The loan money, Cook said, is being used to cover deficit spending, the result of years of stagnant Medicaid reimbursement rates and a tight long-term care labor market that was made worse by the COVID-19 pandemic.

“We were given hope,” Cook said of the supplemental Medicaid payments. “But now, it’s like there’s no help at this point, because nothing is being realized.”

 
 

Cook, and many other providers like him, thought that the state would have distributed the supplemental payments by now. And according to documents submitted to the federal government, the state intended to have the payments distributed by winter 2022.

Agency for Health Care Administration Communications Director Brock Suarez did not comment on why the funds were delayed.

Cook’s application for funds was one of more than 2,400 received by the agency before the Feb. 14 deadline.

The agency announced late last year it would award the supplemental payments in two rounds. More than $680 million was made available during the first round of funding and the state would accept applications between Dec. 17, 2021 and Feb. 14, 2022.

The money was divided into three silos: $405 million in grants for provider stipends, $266.6 million for retaining employees and recruiting new ones, and $12 million for delayed egresses.

 
 

Providers could apply for funds from more than one silo.

And they did.

Of the more than 2,400 applications received, 89% of them were for one-time stipends and 82% of the applications were for retention funds. That’s according to Kristin Sokoloski, a Medicaid program coordination administrator.

Sokoloski told members of a Medicaid medical advisory committee that assisted living facilities, home- and community-based service providers, home health agencies and case management agencies qualified for supplemental Medicaid funds during the first round of funding.

The majority of the applications received, 70%, were submitted by home- and community-based providers. Of those providers, 70% worked with people enrolled in the Medicaid iBudget Waiver program, according to Sokoloski’s presentation to the committee.
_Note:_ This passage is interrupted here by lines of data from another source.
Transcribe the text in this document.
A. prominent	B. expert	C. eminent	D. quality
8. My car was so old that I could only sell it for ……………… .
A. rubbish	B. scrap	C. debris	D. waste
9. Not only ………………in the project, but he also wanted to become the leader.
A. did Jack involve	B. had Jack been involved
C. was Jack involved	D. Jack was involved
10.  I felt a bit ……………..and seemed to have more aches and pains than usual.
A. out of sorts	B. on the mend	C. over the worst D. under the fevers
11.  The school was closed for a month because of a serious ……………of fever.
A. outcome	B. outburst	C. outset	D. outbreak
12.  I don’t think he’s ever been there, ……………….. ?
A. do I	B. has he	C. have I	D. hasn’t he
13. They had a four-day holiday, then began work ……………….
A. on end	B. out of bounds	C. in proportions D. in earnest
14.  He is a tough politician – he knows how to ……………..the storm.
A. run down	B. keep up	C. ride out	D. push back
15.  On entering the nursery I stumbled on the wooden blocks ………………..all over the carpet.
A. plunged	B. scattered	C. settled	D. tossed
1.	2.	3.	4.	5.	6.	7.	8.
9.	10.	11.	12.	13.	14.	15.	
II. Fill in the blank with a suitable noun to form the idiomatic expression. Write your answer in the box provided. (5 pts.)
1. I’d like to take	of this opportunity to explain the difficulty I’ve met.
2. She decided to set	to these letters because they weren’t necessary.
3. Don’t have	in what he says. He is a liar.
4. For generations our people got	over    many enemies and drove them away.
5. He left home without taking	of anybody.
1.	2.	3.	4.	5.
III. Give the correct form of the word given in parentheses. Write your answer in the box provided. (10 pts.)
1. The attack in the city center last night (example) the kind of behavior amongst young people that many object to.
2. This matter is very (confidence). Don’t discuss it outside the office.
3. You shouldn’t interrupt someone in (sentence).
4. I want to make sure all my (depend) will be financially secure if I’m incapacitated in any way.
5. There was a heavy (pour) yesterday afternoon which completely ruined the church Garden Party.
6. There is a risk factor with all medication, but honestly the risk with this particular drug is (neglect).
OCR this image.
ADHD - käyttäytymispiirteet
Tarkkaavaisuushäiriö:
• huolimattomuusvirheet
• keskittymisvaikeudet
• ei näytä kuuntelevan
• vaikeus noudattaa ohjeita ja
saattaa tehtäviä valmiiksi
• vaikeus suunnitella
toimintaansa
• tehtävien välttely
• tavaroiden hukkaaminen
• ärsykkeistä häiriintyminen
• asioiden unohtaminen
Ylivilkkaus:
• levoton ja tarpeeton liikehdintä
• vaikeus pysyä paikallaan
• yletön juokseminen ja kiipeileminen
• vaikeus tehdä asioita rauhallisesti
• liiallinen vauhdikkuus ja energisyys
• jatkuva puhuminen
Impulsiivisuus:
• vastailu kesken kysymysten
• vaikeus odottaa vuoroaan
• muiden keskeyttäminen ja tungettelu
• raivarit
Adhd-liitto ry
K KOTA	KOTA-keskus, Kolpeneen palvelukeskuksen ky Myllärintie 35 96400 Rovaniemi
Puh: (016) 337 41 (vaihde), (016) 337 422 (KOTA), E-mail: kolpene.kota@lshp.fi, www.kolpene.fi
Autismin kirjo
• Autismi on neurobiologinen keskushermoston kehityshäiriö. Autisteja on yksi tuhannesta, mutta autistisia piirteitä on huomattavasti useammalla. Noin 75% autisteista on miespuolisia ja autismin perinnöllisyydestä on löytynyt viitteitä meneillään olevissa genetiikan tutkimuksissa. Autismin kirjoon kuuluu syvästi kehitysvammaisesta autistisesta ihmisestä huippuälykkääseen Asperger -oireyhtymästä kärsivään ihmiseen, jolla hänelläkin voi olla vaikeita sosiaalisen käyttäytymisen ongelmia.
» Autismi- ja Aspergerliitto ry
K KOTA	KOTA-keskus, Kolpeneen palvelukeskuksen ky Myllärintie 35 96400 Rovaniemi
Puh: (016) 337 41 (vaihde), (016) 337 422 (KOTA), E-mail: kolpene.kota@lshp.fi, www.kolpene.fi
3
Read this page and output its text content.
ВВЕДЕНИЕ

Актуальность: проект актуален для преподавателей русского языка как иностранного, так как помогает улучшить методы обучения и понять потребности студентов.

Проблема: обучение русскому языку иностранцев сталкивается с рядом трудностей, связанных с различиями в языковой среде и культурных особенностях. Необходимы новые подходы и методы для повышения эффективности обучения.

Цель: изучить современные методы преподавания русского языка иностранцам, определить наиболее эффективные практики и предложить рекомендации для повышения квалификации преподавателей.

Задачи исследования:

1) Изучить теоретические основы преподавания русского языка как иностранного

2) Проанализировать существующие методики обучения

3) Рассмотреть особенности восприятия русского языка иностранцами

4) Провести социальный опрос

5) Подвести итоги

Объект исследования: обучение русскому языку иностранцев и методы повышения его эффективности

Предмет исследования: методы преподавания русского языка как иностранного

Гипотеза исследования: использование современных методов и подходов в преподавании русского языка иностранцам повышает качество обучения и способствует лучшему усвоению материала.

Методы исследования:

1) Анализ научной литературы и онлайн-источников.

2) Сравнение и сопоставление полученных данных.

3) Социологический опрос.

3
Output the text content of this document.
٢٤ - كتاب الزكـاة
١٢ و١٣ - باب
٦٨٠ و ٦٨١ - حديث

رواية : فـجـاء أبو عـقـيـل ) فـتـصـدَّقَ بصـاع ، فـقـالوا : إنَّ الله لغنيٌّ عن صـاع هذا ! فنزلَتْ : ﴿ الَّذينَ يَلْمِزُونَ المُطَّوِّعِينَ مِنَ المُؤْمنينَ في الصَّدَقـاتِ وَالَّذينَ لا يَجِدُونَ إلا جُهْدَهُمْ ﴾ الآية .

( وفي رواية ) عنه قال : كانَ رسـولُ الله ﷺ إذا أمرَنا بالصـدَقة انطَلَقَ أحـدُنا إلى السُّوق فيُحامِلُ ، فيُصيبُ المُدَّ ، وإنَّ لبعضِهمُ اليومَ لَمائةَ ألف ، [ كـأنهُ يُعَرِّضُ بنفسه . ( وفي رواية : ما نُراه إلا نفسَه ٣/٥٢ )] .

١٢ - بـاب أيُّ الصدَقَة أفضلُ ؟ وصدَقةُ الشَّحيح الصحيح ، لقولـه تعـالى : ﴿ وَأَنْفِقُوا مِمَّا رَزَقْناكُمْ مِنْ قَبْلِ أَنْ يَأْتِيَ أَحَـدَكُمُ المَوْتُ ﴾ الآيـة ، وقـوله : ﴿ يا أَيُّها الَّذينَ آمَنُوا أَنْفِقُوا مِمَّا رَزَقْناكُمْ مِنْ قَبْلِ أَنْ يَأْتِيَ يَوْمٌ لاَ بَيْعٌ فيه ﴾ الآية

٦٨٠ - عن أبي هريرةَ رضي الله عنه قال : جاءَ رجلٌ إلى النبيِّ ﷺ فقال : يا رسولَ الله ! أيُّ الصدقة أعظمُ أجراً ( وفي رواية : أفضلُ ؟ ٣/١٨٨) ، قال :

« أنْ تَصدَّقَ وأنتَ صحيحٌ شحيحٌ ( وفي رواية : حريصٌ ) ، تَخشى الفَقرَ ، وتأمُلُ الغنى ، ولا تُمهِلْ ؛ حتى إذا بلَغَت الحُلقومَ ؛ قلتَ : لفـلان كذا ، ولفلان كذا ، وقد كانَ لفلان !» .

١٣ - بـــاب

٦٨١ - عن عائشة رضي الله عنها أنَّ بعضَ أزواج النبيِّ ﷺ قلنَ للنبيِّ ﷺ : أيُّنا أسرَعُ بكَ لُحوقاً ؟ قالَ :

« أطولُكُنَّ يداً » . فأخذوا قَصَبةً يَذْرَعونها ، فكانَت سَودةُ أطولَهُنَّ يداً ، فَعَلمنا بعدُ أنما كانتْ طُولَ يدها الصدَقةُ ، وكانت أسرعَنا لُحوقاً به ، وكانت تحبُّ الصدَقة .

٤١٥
Jim DeBeaugrine is the former director of the state Agency for Persons with Disabilities and currently is a lobbyist for a spate of clients that provide services to people with intellectual and developmental disabilities. That includes The ARC of Florida.

“They are definitely very interested in these funds and a lot of these guys are barely hanging on,” DeBeaugrine said. “The quicker this can get out there, the better.”

The DeSantis administration moved last summer to take advantage of a 10% bump in federal Medicaid dollars available under the American Rescue Plan Act.

Most Florida Medicaid patients who receive home- and community-based services are either enrolled in the Medicaid managed long-term care program or the Medicaid iBudget program.

The former is for frail and elderly individuals who qualify for nursing home placement but choose to receive assistance with daily living activities, such as eating and dressing, that enable them to continue to live in their homes or another non-institutional setting.

Similarly, the Medicaid iBudget Waiver program allows adults with intellectual and developmental disabilities to tap into the home- and community-based services they require to continue living outside of an institution and in their family home or a group home.

Tyler Sununu is the president and CEO of the Florida Association of Rehabilitation Facilities, an association that represents facilities that treat people with intellectual and developmental disabilities.

“Providers are asking me every day for an update,” Sununu said about the additional payments. “The bottom line is providers really need the money and I’m very hopeful that if not this week, next week we’ll see some of that.”

The agency is supposed to announce a second round of funding opportunities sometime this month.